C.C.: C’est un sujet de réflexion. Le Qatar ne va pas forcément organiser les Mondiaux de 2022 durant l’été, ce qui va modifier la donne. Un stade climatisé ne se justifie pas forcément en hiver. Dans ce genre de pays, tout n’est pas simple. Comme tous les projets qui prennent du temps, il fait son bonhomme de chemin.
swissinfo.ch: C’est un projet pharaonique, devisé à 2,7 milliards de francs. N’êtes-vous pas un peu mégalomane?
C.C.: Ce qui est pharaonique, c’est ce que les êtres humains ne peuvent pas réaliser. Tout ce que les êtres humains peuvent faire de bien et de manière intelligente n’est pas pharaonique.
Président. Entrepreneur de Martigny, dans le canton du Valais, Christian Constantin est, depuis fin 2003, président du FC Sion. Il avait déjà présidé aux destinées du club valaisan entre 1992 et 1997. Durant ses jeunes années, il a notamment gardé les buts de Neuchâtel Xamax en première division.
Méthodes atypiques. En tant que président, il a remporté cinq fois la Coupe et une fois le championnat de Suisse. Il s’est surtout fait connaître pour avoir licencié un très grand nombre d’entraîneurs. En 2008, après le limogeage d’Ueli Stielike, il a repris l’équipe en main lui-même, une première en Europe. Il a ensuite dirigé son équipe lors de la demi-finale de Coupe face à Lucerne en avril 2009. Il s’est également illustré à de nombreuses reprises par ses pressions verbales exercées sur le corps arbitral.
Grand stade. Il a lancé plusieurs projets de construction de grand stade dans le canton de Valais. Le dernier en date, qui prévoyait la construction d’un stade de 40’000 places et de surfaces commerciales à Riddes, a échoué en raison de l’opposition de la congrégation d’Ecône et des associations de défense de l’environnement. Il a également envisagé à plusieurs reprises de bâtir un grand club romand capable de disputer la Ligue des Champions.

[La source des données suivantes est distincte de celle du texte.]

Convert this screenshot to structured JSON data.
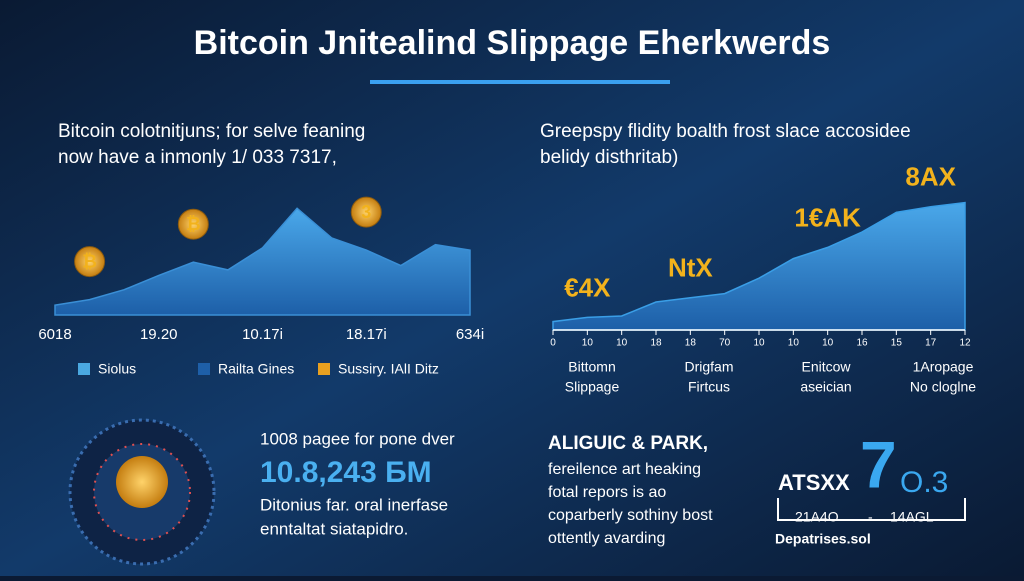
{
  "header": {
    "title": "Bitcoin Jnitealind Slippage Eherkwerds"
  },
  "left_panel": {
    "heading": [
      "Bitcoin colotnitjuns; for selve feaning",
      "now have a inmonly 1/ 033 7317,"
    ]
  },
  "right_panel": {
    "heading": [
      "Greepspy flidity boalth frost slace accosidee",
      "belidy disthritab)"
    ],
    "columns": [
      [
        "Bittomn",
        "Slippage"
      ],
      [
        "Drigfam",
        "Firtcus"
      ],
      [
        "Enitcow",
        "aseician"
      ],
      [
        "1Aropage",
        "No cloglne"
      ]
    ]
  },
  "chart_data": [
    {
      "type": "area",
      "color": "#3a8fd6",
      "categories": [
        "6018",
        null,
        null,
        "19.20",
        null,
        null,
        "10.17i",
        null,
        null,
        "18.17i",
        null,
        null,
        "634i"
      ],
      "values": [
        9,
        14,
        23,
        36,
        48,
        41,
        61,
        97,
        70,
        59,
        45,
        64,
        59
      ],
      "ylim": [
        0,
        100
      ],
      "annotations": [
        {
          "label": "₿",
          "index": 1
        },
        {
          "label": "₿",
          "index": 4
        },
        {
          "label": "3",
          "index": 9
        }
      ],
      "legend": [
        {
          "name": "Siolus",
          "color": "#4aa8e0"
        },
        {
          "name": "Railta Gines",
          "color": "#1e5fa8"
        },
        {
          "name": "Sussiry. IAlI Ditz",
          "color": "#e8a020"
        }
      ]
    },
    {
      "type": "area",
      "color": "#3a9ee6",
      "categories": [
        "0",
        "10",
        "10",
        "18",
        "18",
        "70",
        "10",
        "10",
        "10",
        "16",
        "15",
        "17",
        "12"
      ],
      "values": [
        6,
        9,
        10,
        20,
        23,
        26,
        37,
        51,
        59,
        70,
        84,
        88,
        91
      ],
      "ylim": [
        0,
        100
      ],
      "annotations": [
        {
          "label": "€4X",
          "index": 1
        },
        {
          "label": "NtX",
          "index": 4
        },
        {
          "label": "1€AK",
          "index": 8
        },
        {
          "label": "8AX",
          "index": 11
        }
      ]
    }
  ],
  "stats_left": {
    "caption": "1008 pagee for pone dver",
    "figure": "10.8,243 БM",
    "body": [
      "Ditonius far. oral inerfase",
      "enntaltat siatapidro."
    ]
  },
  "stats_right": {
    "heading": "ALIGUIC & PARK,",
    "body": [
      "fereilence art heaking",
      "fotal repors is ao",
      "coparberly sothiny bost",
      "ottently avarding"
    ],
    "code": "ATSXX",
    "big": "7",
    "small": "O.3",
    "range": [
      "21A4O",
      "-",
      "14AGL"
    ],
    "footer": "Depatrises.sol"
  }
}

Affaires. Selon le journal Le Temps, Christian Constantin réaliserait près de 200 millions de francs de chiffre d’affaires annuel en construisant des centres commerciaux et des résidences de luxe. Son bureau d’architecture, qui emploie près de 130 personnes à Martigny, prévoit de construire une réplique du Cervin dans les Emirats en vue de la Coupe du monde 2022. Devisé à 2,7 milliards de francs, le complexe comprendrait notamment un stade de football, une patinoire, des surfaces commerciales, des cinémas et un hôtel cinq étoiles.
Fondé en 1909, le FC Sion a été sacré champion de Suisse en 1992 et 1997
Le club valaisan a surtout remporté onze fois la Coupe de Suisse: 1965, 1974, 1980, 1982, 1986, 1991, 1995, 1996, 1997, 2006 et 2009. En 2006, il est devenu le premier club de division inférieur à remporter le trophée.
Le FC Sion a la particularité de n’avoir jamais perdu une finale de Coupe en onze participations, un record mondial.
Le 29 mai prochain, il affrontera Neuchâtel Xamax, l’autre club francophone de la première division suisse, en finale à Bâle.